En mi caso particular, estoy en la segunda fase, es decir, la de la costumbre, la flema, la aceptación. Me lo tomo con humor y con deportividad. Soy uno de esos españoles que deben cargar con la maldición del nombre compuesto. Si van a tener un hijo pronto, no lo castiguen con un nombre compuesto. Además de horrible, obliga a la gente a escoger uno de los dos nombres y nunca te llamarán por el que te gusta (por llevar ellos la contraria, desde luego). Y siempre da lugar a confusiones y a equívocos. Uno de los primeros que padecí fue cuando se publicó un libro en Zamora en el que colaborábamos varias personas. El coordinador general del volumen colectivo tenía una buena y una mala noticia que darme. La buena era que, en la contracubierta, sólo nos mencionaban a mí y a otro colaborador: “los elegidos”. La mala era que alguien se había liado y yo aparecía como “Miguel”. A partir de entonces me ha sucedido con frecuencia. En un blog en el que colaboro de vez en cuando, el encargado de asignarnos las fechas individuales de actualización se dirige a mí en los correos electrónicos como “José Manuel”. La primera vez se dio cuenta de la confusión y pidió disculpas. Le dije que no pasaba nada, que me ocurría a menudo. No sé si por eso o por olvido, siempre me llama “José Manuel”. Ni siquiera me molesto en sacarlo de su error.
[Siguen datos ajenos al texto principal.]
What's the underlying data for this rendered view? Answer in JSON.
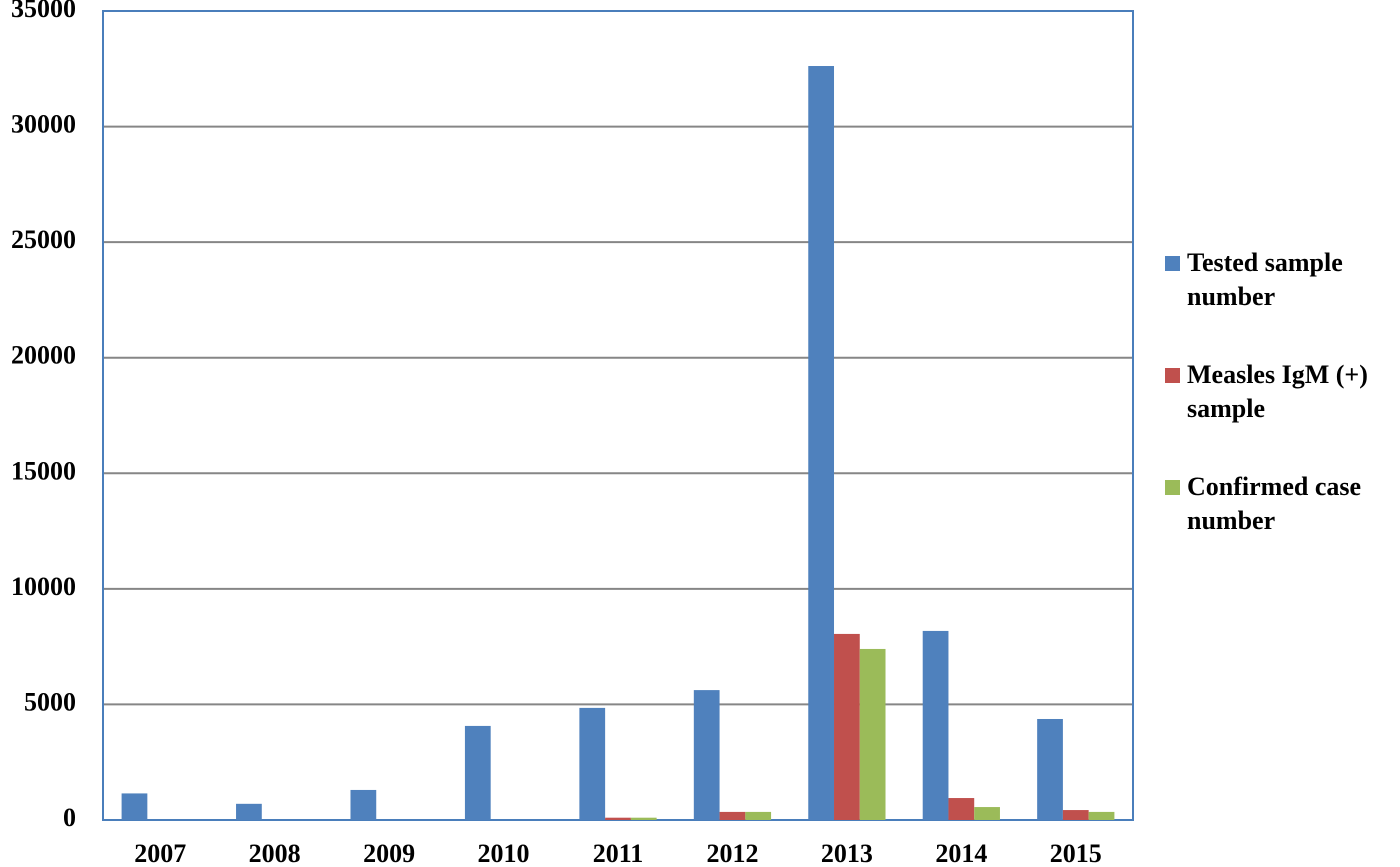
{
  "chart_data": {
    "type": "bar",
    "categories": [
      "2007",
      "2008",
      "2009",
      "2010",
      "2011",
      "2012",
      "2013",
      "2014",
      "2015"
    ],
    "series": [
      {
        "name": "Tested sample number",
        "color": "#4f81bd",
        "values": [
          1150,
          700,
          1300,
          4070,
          4850,
          5620,
          32620,
          8180,
          4370
        ]
      },
      {
        "name": "Measles IgM (+) sample",
        "color": "#c0504d",
        "values": [
          0,
          0,
          0,
          0,
          100,
          350,
          8050,
          950,
          430
        ]
      },
      {
        "name": "Confirmed case number",
        "color": "#9bbb59",
        "values": [
          0,
          0,
          0,
          0,
          100,
          350,
          7400,
          560,
          350
        ]
      }
    ],
    "ylim": [
      0,
      35000
    ],
    "yticks": [
      0,
      5000,
      10000,
      15000,
      20000,
      25000,
      30000,
      35000
    ],
    "grid": true,
    "legend": "right"
  }
}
Un lector de Bilbao, a pesar de cruzarnos varios e-mails, y a pesar de incluir mi firma al final de cada correo que escribo, suele llamarme “José Luis”. A veces me ocurre incluso con personas con las que estoy hablando, cara a cara. Se refieren a mí como “Juan Manuel”, “Miguel Ángel”, “Miguel”, “José Miguel”… Por eso, cuando acabo de conocer a alguien y me dice: “Parece que cada persona te llama por un nombre o un mote, ¿cómo quieres que te llame yo?”, respondo: “Llámame como te apetezca”. Es así de fácil. No vale la pena molestarse porque entonces uno nunca terminaría de corregir a la gente. En el fondo me da igual. Yo sé quién soy, y con eso basta o debería bastarme. Quizá esto, ahora que lo pienso, empezó antes: cuando, en la infancia, mis abuelos maternos equivocaban mi nombre con el de los demás nietos, ya que éramos muchos los que rondábamos por su casa. Tal vez me resigné entonces.
Si confunden nuestros nombres en el papeleo sí es para cabrearse. Se conocen casos de gente obligada a pagar las facturas que pertenecían a otro que había muerto. O confusiones legendarias que te hacen odiar a muerte la burocracia. Algunas personas equivocan adrede el nombre para cabrear a sus enemigos, como hacían Cela y Umbral con evidente maestría. Fuera del papeleo, a mí ya ni me molesta.